Надоели эти кровавые драмы. До каких пор мы будем терять таких молодых и красивых хлопцев! И говорят, что в Карпатах гуцулы нашли выход – стали выращивать эдельвейсы у подножия вершин на ухоженных грядках. Даже на курортные базары начали попадать романтические серебристые цветочки.
Одни жалеют, печалятся по такому поводу, а другие улыбаются.
Смех – не грех...
Появилось такое количество любителей побывать на горных ледниках, что еще в конце прошлого века Марк Твен сравнил ватаги туристов с табунами. Он, кстати, и сам был в одном из таких «табунов» и не жалел по этому поводу иронии. Вот как выглядел, по его описанию, один из эпизодов. «Установлено, что ледник непрерывно движется. И мне пришло в голову спуститься на его борту. Как утверждали путеводители, средина движется быстрее. В целях экономии более тяжелую часть багажа я отправил малой скоростью, оставив его на окраине ледника. Легли спать в надежде... но, проснувшись, остолбенели от удивления: мы не сдвинулись ни на пядь. Решили, что посудина села на мель. Начали отпихиваться шестами. Потом соорудили насос и начали выкачивать из ледника воду. Затем подсчитали, что потребуется 500 с лишним лет, чтобы одолеть путь на леднике. До дюйма в день...» И автор потерял после этого уважение к хваленым ледникам. Приговор им был вынесен окончательный: как средство пассажирского сообщения они ни черта не стоят...
Но при всем чувстве юмора среди альпийских ослепительных снегов Марк Твен счел нужным обратить внимание и на опасность трещин. Лучше их обойти подальше, отнестись к ним посерьезнее. Иначе, попав в них, человек, даже не разбившись, неизбежно окоченеет в бездонной могиле – в «ледяных челюстях смерти». Как говорится, береженого Бог бережет. Восторг перед красотой льда и снега вызывал нередко эйфорию. И располагал к шуткам. Хотя они иногда и несли в себе грустноватый оттенок в связи с таящейся в ледниках угрозой.
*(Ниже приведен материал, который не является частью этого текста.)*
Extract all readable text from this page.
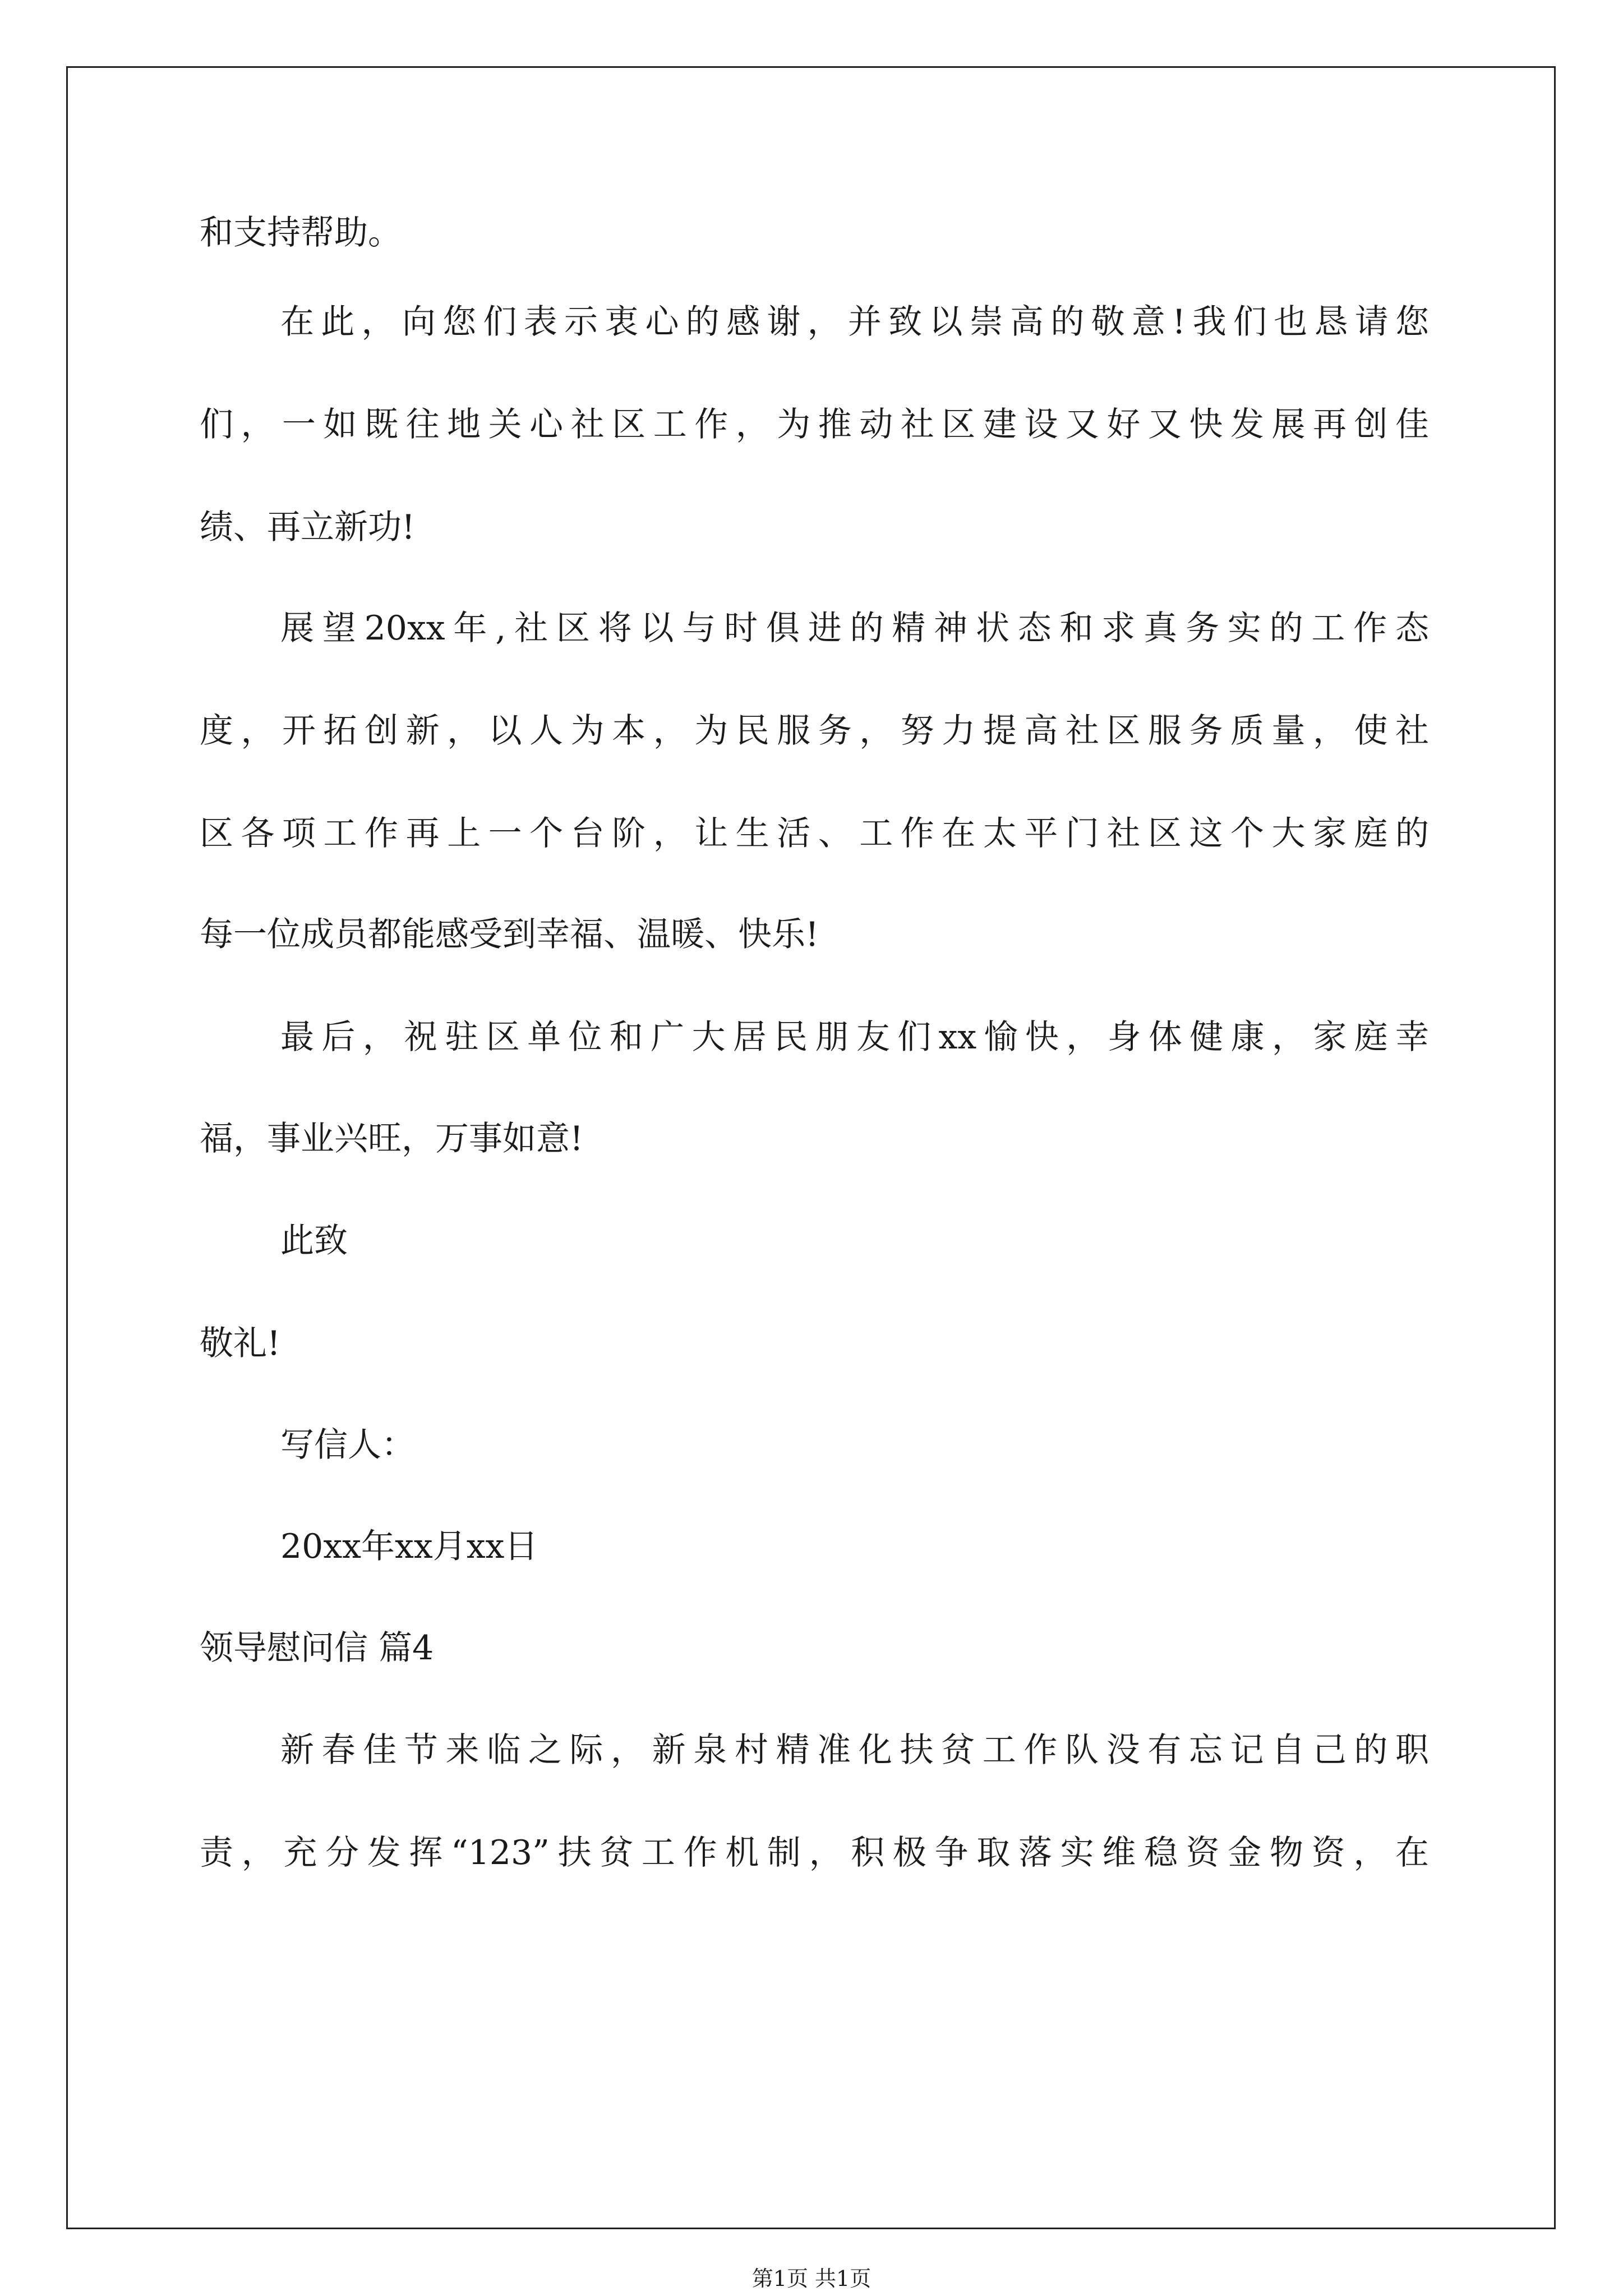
和支持帮助。
在此，向您们表示衷心的感谢，并致以崇高的敬意!我们也恳请您
们，一如既往地关心社区工作，为推动社区建设又好又快发展再创佳
绩、再立新功!
展望20xx年,社区将以与时俱进的精神状态和求真务实的工作态
度，开拓创新，以人为本，为民服务，努力提高社区服务质量，使社
区各项工作再上一个台阶，让生活、工作在太平门社区这个大家庭的
每一位成员都能感受到幸福、温暖、快乐!
最后，祝驻区单位和广大居民朋友们xx愉快，身体健康，家庭幸
福，事业兴旺，万事如意!
此致
敬礼!
写信人：
20xx年xx月xx日
领导慰问信 篇4
新春佳节来临之际，新泉村精准化扶贫工作队没有忘记自己的职
责，充分发挥“123”扶贫工作机制，积极争取落实维稳资金物资，在
第1页 共1页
По этому поводу можно привести один любопытный эпизод из жизни великого природолюба Ж.–Ж. Руссо. Однажды он прогуливался на берегу пруда. Своему спутнику он чистосердечно признался, что иногда жизнелюбие его не выдерживало испытаний. «Вот здесь я не менее двадцати раз собирался броситься в воду, чтобы уйти от той жалкой действительности, с которой сталкивала меня судьба». Спутник спросил: «И что же вас удерживало?» Руссо ответил: «Я пробовал воду рукою, и мне всегда казалось, что она слишком холодна...»
Что же, действительно, природа не так коварна, как это иногда может показаться. Она умеет и предупреждать.
Старая традиция сохранения чувства юмора в самых неуютных, дискомфортных условиях жива по сей день.